Members of the Engaged Citizens Corp log over 300 hours of service work throughout the school year. Combining this hands-on work with new information at Drake led Frazier to change some of her conceptions of volunteering.
“I never thought of service in the same way as I did in high school,” Frazier said. “I took an FYS called Toxic Charity that shifted my perspective on what volunteering is versus what service learning is, and how to make an impact with service projects.”
A key difference between the two ideas has to do with who is receiving what they want. Volunteer work can often be what done without the input of those who are receiving aid. Service learning, on the other hand, involves working with those getting help to find out what’s actually useful to them. An example of the former, according to Frazier, is tie blankets.
“They don’t make much sense,” Frazier said. “They don’t provide that much warmth. They can work well for certain projects, like giving them to kids in hospitals, but for someone who’s homeless, it’s not practical. They can’t wash them, they get dirty, they can’t dry them. It gives people a lot of their own self-fulfillment, but it’s something that if you gave it to someone experiencing homelessness right now, it’s not very beneficial for them. It’s the downfall of a lot of forms of volunteering. People don’t think through the entire process or how the person will take the product and use it.”
Frazier is currently working with the Residence Hall Association on a similar project that will have a targeted impact. The group will be collecting plastics bags from students across campus and turning them into “plarn,” which means plastic yarn. From there, the plarn will be turned into sleeping mats that will be given to people experiencing homelessness. These mats also have several benefits to the people receiving them.

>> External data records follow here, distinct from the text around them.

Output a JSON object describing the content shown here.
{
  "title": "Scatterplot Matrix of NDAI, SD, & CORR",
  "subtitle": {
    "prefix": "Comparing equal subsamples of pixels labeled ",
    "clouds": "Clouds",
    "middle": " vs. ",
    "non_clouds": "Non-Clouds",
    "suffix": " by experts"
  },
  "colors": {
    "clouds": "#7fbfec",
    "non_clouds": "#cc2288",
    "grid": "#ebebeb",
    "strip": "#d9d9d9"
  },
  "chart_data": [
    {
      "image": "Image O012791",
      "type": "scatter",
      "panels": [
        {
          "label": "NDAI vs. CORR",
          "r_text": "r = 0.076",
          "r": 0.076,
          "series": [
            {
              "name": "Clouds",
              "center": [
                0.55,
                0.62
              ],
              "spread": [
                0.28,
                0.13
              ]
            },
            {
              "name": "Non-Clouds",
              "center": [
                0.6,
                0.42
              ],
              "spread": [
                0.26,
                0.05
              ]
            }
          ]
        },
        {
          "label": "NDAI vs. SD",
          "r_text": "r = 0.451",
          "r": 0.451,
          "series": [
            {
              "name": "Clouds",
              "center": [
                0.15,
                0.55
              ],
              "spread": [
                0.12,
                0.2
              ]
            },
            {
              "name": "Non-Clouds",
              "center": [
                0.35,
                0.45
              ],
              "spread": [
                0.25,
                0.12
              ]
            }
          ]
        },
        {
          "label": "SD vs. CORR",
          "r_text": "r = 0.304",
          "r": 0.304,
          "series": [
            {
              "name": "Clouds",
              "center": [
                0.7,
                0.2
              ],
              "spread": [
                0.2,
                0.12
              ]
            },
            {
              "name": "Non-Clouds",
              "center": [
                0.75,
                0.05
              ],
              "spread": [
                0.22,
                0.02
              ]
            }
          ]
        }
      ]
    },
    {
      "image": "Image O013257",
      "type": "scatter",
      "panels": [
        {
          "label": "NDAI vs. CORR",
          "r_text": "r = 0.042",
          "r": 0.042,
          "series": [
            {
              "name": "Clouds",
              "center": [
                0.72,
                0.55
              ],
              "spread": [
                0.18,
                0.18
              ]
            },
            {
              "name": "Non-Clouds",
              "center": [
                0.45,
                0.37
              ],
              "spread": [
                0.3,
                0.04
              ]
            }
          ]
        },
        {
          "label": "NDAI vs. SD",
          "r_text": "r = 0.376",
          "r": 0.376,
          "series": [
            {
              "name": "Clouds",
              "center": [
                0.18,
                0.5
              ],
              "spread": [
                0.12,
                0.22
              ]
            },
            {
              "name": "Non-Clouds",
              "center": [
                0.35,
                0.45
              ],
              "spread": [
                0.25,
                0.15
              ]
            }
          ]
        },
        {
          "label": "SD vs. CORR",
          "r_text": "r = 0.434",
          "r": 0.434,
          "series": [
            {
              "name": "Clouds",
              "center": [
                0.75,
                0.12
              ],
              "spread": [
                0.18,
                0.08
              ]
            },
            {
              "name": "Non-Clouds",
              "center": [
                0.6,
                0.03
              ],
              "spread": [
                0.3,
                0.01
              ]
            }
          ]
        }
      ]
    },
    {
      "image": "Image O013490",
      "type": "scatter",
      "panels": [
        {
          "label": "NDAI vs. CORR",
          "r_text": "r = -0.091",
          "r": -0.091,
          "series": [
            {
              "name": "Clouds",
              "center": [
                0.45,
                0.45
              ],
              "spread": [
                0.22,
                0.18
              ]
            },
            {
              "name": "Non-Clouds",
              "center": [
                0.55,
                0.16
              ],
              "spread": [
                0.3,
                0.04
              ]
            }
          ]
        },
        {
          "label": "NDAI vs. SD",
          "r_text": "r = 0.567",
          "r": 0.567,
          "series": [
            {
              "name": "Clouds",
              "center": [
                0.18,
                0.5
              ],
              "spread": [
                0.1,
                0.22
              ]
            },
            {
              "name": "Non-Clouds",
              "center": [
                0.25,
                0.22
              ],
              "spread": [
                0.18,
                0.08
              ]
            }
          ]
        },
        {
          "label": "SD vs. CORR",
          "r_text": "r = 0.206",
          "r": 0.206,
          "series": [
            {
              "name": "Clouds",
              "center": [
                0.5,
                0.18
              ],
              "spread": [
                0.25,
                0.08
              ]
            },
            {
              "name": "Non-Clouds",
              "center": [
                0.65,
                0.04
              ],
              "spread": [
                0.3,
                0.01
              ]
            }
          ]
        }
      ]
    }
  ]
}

“Because of how thick the plarn actually is, it’ll keep people warm, provide more cushion and keep things on top of the mats away from water damage,” Frazier said. “When rain hits, people have nowhere to go, and their stuff is destroyed, so these mats can help with that. It provides an extra layer of protection. They’re also really easy to clean. They can be dunked in a pond or lake, and it’ll clean them really well. They don’t absorb like how a tie blanket would. They’re quick to dry, too. They’re pretty lightweight, can be rolled over your shoulder. People experiencing homelessness often have to take all their belongings with them, so that’s helpful,”
Working together with the community was a goal of Frazier’s work with the Engaged Citizen Corps and the RHA project.
“Drake can be very isolated from the community, so it’s a great way to bridge that,” Frazier said. “Drake’s not its own bubble, it’s not its own island in the sea of Des Moines. I think doing little things to bring people onto campus will help Drake make those connections.”